“What happened during the second scan, Dancer?” Raiff asked him.
“The machine went crazy, I mean flat-out nuts. Sparks were flying in all directions, things popping and crackling. How does that jibe with your theory, Dr. Donati?”
“Well, not being a medical doctor, I couldn’t say for sure. I’d start from the fact that no such occurrence marked your first scan and that tells me something may have changed before the second one.”
“The leakage?” Alex barely managed to ask, as if afraid of the answer.
“More likely related to the effect exposure to such a powerful magnetic field had on the chip itself. It could be that the chip, being an organic entity, was simply defending itself against what it perceived to be a threat. That’s something of a stretch, but then so is everything else we’re facing here,” Donati finished, turning his gaze on Raiff as if to make his point. “And this leakage the first CT scan detected does not bode well for any number of reasons.”
“Like?” Sam asked, when Alex couldn’t bring himself to speak.
“I’m an astrobiologist and a physicist, not, as I just said, an MD—or a witch doctor. But the first thing I’d say is that the chip you’re carrying in your head may be killing you. And the second thing I’d say is that the degradation of the chip, as represented by the leakage, could mean it can no longer fulfill the purpose for which it was implanted inside you.”
Alex looked toward Raiff. “You didn’t know anything about this chip?”
“Not until tonight, no.”
“And what’s your thinking now that you do?”
“That the intent was always to drain the information off it.”
“How, exactly?”
“Either through some kind of interface or…”
“Or what?” Alex prodded.
“Surgical excision,” Sam said, when Raiff hesitated.

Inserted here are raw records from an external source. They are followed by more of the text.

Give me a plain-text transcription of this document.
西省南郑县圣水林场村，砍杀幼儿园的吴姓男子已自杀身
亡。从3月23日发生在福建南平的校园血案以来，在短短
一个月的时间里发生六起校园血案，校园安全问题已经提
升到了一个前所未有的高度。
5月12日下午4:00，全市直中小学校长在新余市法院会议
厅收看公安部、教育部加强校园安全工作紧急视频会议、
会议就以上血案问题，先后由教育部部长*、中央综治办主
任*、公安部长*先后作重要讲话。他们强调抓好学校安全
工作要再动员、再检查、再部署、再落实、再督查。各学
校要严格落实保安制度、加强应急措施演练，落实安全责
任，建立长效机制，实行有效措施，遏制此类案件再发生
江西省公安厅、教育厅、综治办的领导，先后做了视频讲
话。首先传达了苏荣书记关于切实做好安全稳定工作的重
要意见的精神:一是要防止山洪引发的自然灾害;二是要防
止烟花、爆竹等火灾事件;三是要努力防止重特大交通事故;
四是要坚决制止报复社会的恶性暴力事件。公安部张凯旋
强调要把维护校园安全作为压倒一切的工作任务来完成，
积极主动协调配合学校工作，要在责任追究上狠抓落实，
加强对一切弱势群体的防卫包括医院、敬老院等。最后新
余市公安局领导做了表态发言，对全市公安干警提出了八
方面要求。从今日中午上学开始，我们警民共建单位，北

“You mean open my head to get it out?” Alex exclaimed, his voice growing angry. “No way that’s happening, no way!”
“It may be your only chance to live if the leakage worsens, even in the slightest,” Donati interjected. “You’re carrying a foreign body around in your head that, organic or not, is spewing something that might ultimately be toxic. Radioactive, perhaps, or worse.”

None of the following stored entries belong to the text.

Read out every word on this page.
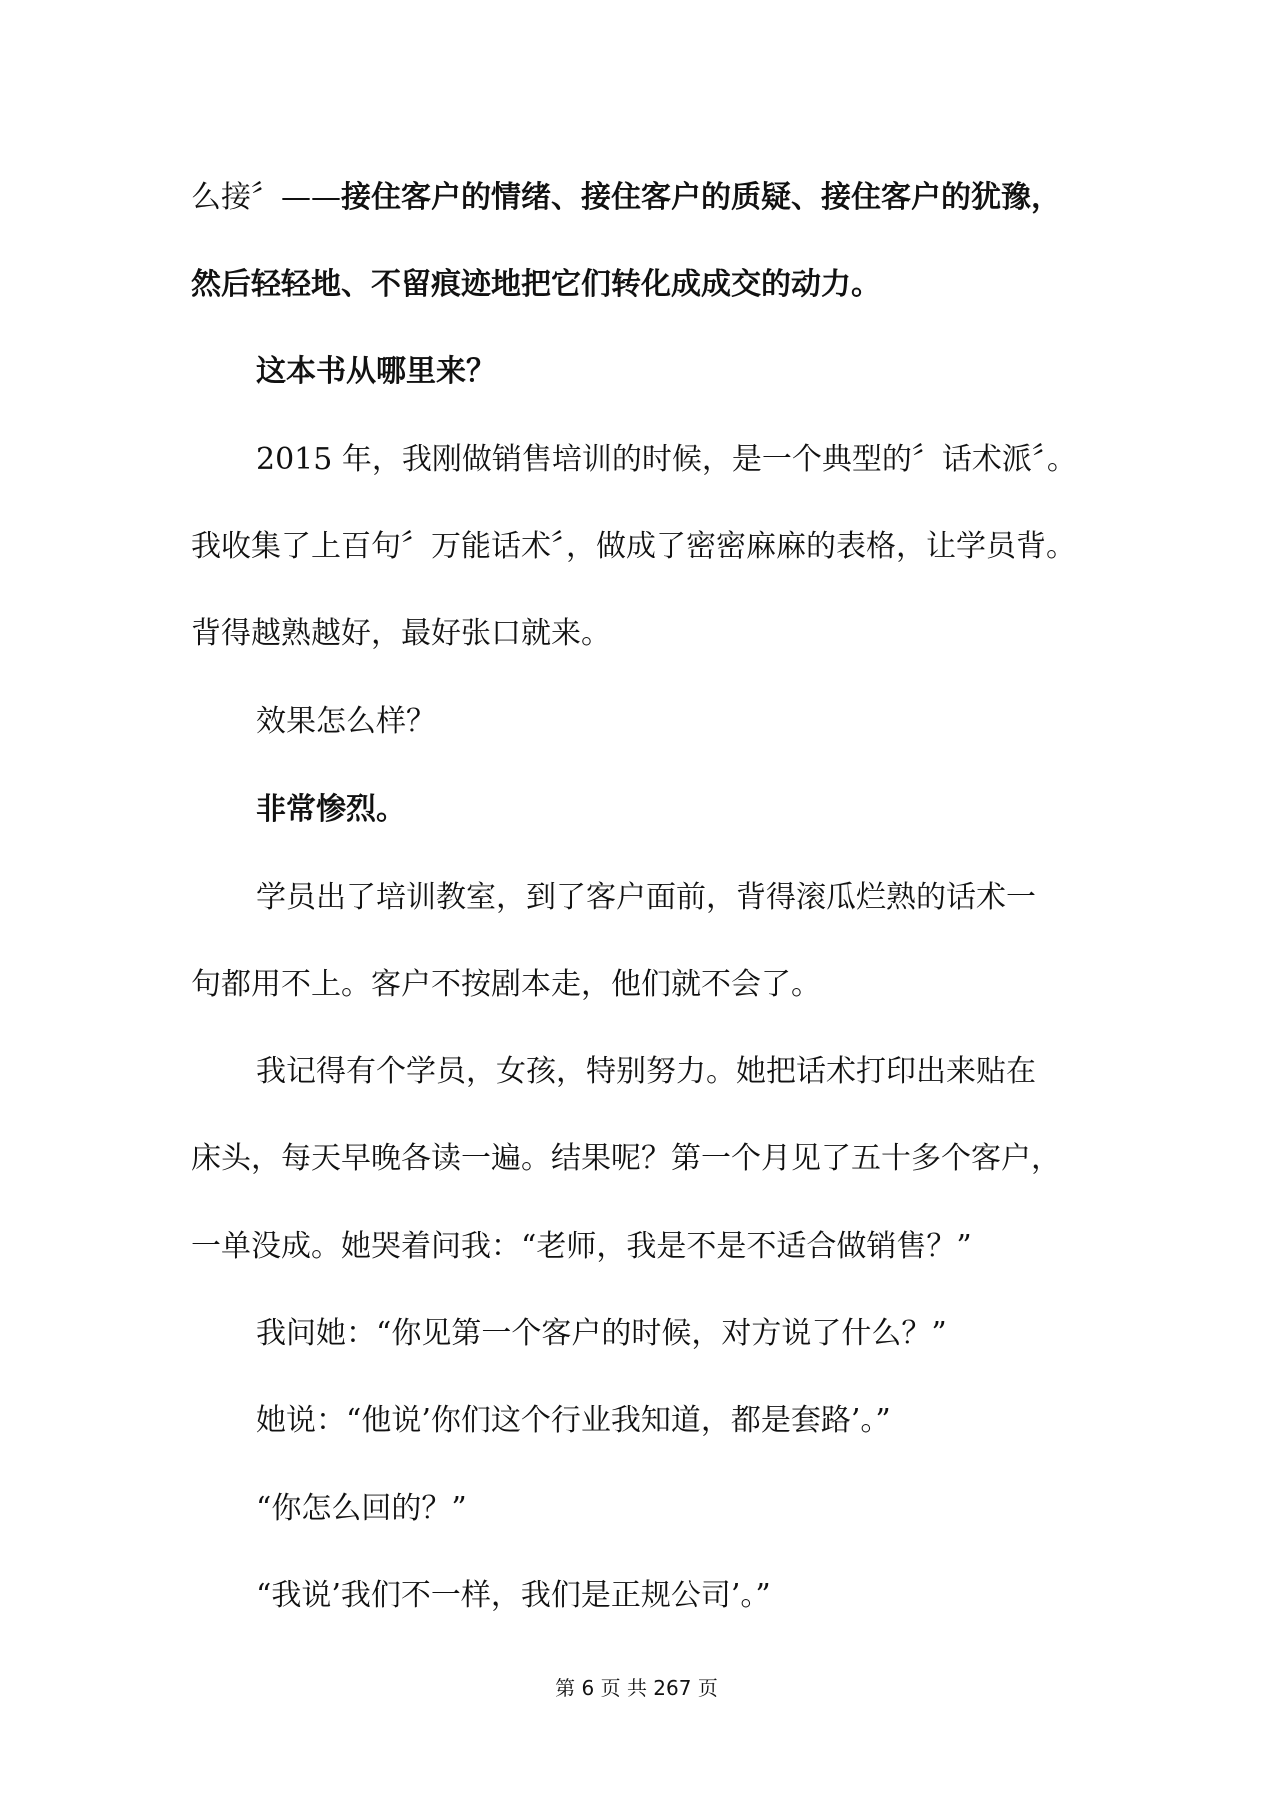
么接〞——接住客户的情绪、接住客户的质疑、接住客户的犹豫，
然后轻轻地、不留痕迹地把它们转化成成交的动力。
这本书从哪里来？
2015 年，我刚做销售培训的时候，是一个典型的〞话术派〞。
我收集了上百句〞万能话术〞，做成了密密麻麻的表格，让学员背。
背得越熟越好，最好张口就来。
效果怎么样？
非常惨烈。
学员出了培训教室，到了客户面前，背得滚瓜烂熟的话术一
句都用不上。客户不按剧本走，他们就不会了。
我记得有个学员，女孩，特别努力。她把话术打印出来贴在
床头，每天早晚各读一遍。结果呢？第一个月见了五十多个客户，
一单没成。她哭着问我：“老师，我是不是不适合做销售？”
我问她：“你见第一个客户的时候，对方说了什么？”
她说：“他说’你们这个行业我知道，都是套路’。”
“你怎么回的？”
“我说’我们不一样，我们是正规公司’。”
第 6 页 共 267 页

“It’s a good thing you’re not an MD, Doctor,” Alex told him. “Because you’ve got a lousy bedside manner.”
“How about ‘radiation or something just as bad’?”
Alex shook his head and turned back to Raiff. “You’re supposed to be my Guardian. So what’s the playbook say for this?”
“To save your world, I’d have to find a way to transfer the information the chip is carrying. To save you, I’d have to find a way to get it out of your head.”
“But you can’t do both,” said Sam.
“I don’t know,” Raiff admitted. “With the technology available here, in this world, I just don’t know.”
“The devil’s alternative,” muttered Donati.
“In other words,” Alex said, face starting to tighten into a scowl before going utterly flat, “I’m totally screwed.”
“No,” Sam insisted stridently, when the others didn’t respond, “you’re not.”
“Huh?”
“Remember when you told me you never let the first tackler bring you down?”
“Sure, but what does that have to do with anything?”
“This is the first tackler.”
“No, the first tackler took down my parents, my mom and dad.”
Sam’s eyes searched his, as if they were alone, nothing and no one else mattering. “You said they might still be alive.”
“That’s what the ash man told me. I think he wanted to make a deal, maybe bring me to them if I stopped being a pain in his ass.”
Sam looked toward Raiff and Donati now. “Is it possible? Could they still be alive?”
“Alex just described a second encounter with an astral projection from millions of light-years away,” Donati noted. “I’d say that suggests we shouldn’t discount or dismiss anything whatsoever out of hand.”
“How’s your head feel now, Alex?” Raiff asked, sounding more like a parent.
“Not so bad.” Alex frowned. “Nothing I can’t handle.”
“One other thing,” Donati said suddenly, “if there’s some kind of invasion planned, if this enslavement is about to commence, they’ll have to open another wormhole, won’t they?”
Raiff nodded. “One way or another, yes.”
“Because, thanks to Dixon here, I think I know where they’re going to open it. I could be wrong, but—”
And that’s when the first explosions rocked the tour boat.
99
A SINKING SHIP
THE FIRST BLAST ROCKED the boat, left it teetering in the water. The second blast sent it listing heavily toward starboard, en route to toppling over.
Raiff had moved from his seat instinctively to protect Dancer, but the boy had already moved to grab Samantha just before she hit the floor, cushioning the blow enough to avoid any injury.